Rose lovers are true romantics who, bewitched by scent and bedazzled by colour, strive to create a garden bed of luscious blooms. But putting scent and sentiment aside, many eventually arrive at a pragmatic point of view: climbing roses are a good deal. While they require no more space than a shrub rose, the long vertical growth of climbers delivers three or four times the flowers.
Cascading over a fence or draping a wall, the visual contrast of tender petals against rough wood, brick or stone creates an exquisite display of artistic tension. But to achieve these moments of rosy glory, we must first understand these plants and how best to use them.
Ramblers vs. Climbers
Climbing roses can be divided into two main groups, the antique ramblers and the modern climbers.
Ramblers are most often derived from old species types such as Rosa wichuraiana, R. multiflora and R. moschata, although occasionally modern breeders will create a new rambler cultivar by combining old ramblers and newer roses from different categories.
Ramblers usually have clusters of informal, often scented, five-centimetre-wide flowers, produced on many slender, pliable canes sent up from the plant's base. Without pruning and left to their own devices, ramblers will reliably produce large numbers of flowers all along their length. Growing from 3.5 to six metres tall, some ramblers are quite cold-hardy, and are perfect for scrambling up a tree or travelling across a pergola, creating a roiling mass of hundreds of flowers. Most bloom only once-for about six weeks starting in early summer - and require little pruning; just remove dead wood in spring and cut back to a manageable size every few years.
Modern Climbing Roses:
It wasn't until the mid-1900s that breeders focused on producing modern climbing roses that grew to a height of 1.8 to 3.5 metres and bloomed more than once per season.

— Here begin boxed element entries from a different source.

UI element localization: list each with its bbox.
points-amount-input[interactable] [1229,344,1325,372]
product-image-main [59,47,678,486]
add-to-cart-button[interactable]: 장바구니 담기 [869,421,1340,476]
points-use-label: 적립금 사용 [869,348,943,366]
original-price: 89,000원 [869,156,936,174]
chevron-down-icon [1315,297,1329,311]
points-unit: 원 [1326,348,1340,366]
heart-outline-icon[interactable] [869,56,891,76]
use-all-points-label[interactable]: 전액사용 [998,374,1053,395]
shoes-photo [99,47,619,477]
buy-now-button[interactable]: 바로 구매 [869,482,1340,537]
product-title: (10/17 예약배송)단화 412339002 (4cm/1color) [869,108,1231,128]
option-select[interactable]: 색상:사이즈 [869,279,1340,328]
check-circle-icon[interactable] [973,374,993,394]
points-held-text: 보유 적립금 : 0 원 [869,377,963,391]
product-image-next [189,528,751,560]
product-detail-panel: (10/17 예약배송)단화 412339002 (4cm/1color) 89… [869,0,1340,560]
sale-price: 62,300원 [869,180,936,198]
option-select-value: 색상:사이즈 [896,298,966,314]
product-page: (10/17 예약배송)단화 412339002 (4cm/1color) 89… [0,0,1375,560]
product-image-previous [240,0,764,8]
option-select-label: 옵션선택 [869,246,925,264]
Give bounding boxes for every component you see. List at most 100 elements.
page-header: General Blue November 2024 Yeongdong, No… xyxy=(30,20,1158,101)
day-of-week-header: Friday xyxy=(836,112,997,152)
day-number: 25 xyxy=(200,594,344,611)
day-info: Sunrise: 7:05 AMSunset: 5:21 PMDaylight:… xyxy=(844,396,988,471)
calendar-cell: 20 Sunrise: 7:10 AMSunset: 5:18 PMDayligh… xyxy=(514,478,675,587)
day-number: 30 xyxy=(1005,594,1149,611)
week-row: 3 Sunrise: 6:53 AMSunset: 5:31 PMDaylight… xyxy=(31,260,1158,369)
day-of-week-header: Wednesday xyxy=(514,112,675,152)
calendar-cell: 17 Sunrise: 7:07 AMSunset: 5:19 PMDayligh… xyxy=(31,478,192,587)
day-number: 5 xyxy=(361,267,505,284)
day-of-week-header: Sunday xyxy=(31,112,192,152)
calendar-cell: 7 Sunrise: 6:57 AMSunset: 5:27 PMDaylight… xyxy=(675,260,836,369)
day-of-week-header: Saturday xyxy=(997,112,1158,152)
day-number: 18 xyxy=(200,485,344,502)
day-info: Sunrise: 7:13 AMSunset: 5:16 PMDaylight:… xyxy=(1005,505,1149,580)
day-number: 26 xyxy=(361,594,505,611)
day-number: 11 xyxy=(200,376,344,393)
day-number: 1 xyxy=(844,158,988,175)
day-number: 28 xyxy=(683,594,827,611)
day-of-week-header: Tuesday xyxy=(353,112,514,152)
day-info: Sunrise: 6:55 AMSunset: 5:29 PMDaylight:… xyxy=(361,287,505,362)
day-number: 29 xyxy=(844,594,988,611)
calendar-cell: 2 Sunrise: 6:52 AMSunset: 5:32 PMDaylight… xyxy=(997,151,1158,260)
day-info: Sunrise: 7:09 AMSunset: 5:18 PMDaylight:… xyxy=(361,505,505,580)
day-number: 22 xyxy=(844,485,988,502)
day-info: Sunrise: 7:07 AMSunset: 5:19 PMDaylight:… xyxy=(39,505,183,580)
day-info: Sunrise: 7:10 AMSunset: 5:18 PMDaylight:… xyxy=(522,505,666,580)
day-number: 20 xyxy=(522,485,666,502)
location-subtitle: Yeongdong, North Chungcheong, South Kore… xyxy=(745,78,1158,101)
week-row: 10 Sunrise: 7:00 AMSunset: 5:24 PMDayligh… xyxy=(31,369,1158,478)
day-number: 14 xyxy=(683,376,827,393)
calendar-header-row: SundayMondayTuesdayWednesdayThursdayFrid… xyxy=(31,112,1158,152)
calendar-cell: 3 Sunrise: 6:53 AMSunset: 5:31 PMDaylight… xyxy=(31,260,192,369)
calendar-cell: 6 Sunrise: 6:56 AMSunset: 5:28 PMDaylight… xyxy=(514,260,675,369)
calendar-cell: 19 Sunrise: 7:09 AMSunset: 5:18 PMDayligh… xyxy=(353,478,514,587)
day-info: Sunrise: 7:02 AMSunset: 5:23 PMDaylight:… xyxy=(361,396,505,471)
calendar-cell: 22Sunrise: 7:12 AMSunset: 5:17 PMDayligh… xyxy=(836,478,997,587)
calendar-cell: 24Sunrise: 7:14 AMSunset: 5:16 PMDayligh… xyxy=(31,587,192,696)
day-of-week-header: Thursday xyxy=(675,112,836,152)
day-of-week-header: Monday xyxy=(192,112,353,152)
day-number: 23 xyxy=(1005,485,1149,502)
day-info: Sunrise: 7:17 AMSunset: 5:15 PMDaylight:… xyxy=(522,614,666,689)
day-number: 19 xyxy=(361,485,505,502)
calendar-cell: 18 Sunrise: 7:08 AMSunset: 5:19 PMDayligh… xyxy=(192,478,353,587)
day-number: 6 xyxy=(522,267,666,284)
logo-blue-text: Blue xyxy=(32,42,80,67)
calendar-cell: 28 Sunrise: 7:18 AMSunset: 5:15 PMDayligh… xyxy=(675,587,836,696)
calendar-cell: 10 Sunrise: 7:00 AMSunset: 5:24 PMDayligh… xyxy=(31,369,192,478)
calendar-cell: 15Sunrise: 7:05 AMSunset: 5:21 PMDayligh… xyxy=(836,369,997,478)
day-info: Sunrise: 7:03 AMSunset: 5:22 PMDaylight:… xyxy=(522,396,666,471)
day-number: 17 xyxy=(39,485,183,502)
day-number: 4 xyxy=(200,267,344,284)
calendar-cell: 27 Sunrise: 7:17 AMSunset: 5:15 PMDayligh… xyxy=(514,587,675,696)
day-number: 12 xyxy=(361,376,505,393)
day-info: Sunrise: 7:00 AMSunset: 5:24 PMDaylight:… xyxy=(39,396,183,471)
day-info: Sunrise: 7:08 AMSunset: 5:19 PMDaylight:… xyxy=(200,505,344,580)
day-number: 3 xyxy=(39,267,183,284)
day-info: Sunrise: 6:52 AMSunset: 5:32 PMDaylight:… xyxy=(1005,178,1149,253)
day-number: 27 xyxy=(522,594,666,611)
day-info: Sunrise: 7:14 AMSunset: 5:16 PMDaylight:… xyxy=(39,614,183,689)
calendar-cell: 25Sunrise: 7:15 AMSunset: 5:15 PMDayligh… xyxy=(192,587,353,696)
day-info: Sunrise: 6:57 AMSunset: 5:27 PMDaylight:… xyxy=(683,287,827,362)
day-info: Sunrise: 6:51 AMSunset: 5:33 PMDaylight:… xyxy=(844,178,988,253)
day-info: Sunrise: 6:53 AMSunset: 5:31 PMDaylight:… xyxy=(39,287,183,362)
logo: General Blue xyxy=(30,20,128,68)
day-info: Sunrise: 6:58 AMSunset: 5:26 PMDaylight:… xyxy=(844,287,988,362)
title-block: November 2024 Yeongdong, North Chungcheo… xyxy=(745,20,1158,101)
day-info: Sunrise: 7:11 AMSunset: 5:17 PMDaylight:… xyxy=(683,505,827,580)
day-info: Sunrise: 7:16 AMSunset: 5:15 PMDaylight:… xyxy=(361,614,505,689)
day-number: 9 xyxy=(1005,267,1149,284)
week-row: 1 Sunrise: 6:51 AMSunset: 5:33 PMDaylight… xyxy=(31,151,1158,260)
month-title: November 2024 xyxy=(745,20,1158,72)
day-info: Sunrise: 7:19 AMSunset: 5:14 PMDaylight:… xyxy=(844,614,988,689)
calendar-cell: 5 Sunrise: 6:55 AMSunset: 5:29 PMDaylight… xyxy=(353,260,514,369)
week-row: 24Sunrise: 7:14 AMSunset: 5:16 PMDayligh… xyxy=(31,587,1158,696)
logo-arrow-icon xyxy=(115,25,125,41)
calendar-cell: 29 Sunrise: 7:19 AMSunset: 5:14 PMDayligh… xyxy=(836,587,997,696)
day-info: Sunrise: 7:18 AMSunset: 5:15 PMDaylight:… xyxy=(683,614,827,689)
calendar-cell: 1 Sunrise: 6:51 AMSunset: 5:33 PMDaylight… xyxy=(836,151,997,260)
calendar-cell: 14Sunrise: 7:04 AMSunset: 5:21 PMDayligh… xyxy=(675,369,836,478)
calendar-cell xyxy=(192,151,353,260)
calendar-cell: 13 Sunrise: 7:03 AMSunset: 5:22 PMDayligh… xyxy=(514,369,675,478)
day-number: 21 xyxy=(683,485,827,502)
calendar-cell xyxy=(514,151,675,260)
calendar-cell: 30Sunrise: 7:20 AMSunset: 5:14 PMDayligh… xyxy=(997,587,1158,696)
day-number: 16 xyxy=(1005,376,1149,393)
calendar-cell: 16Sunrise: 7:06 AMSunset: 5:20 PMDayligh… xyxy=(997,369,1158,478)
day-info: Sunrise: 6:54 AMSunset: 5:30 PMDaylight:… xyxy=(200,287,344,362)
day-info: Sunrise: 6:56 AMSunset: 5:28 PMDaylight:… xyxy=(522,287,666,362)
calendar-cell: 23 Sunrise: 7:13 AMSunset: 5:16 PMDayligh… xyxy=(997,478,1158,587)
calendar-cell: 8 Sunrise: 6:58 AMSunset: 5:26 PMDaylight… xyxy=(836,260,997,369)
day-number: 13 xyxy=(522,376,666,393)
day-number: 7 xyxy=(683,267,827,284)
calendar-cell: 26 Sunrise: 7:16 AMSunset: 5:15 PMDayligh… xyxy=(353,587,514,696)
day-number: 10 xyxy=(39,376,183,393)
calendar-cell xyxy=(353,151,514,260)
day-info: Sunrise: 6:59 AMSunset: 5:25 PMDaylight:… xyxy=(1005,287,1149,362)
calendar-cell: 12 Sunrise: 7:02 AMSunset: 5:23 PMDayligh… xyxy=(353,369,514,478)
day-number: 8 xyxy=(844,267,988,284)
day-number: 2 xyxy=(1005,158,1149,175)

Occasionally, a shrub-form rose will produce a cane that is noticeably longer and more vigorous than its other ones. This longer cane is characteristically different from the parent plant, and is the result of a spontaneous genetic mutation called a sport. If the sport is removed and vegetatively propagated, it usually results in a specimen with a climbing form and flowers identical to those of the parent plant. Some examples are 'Climbing Iceberg' (a.k.a. 'Climbing Schneewittchen'), a white floribunda sport; and red, clove-scented Altissimo (R. 'Delmur'), both reaching up to five metres tall and hardy to Zone 5. Modern climbers are sports of many categories of shrub-form roses, such as hybrid perpetuals, Chinese and hybrid teas, bourbons and floribundas.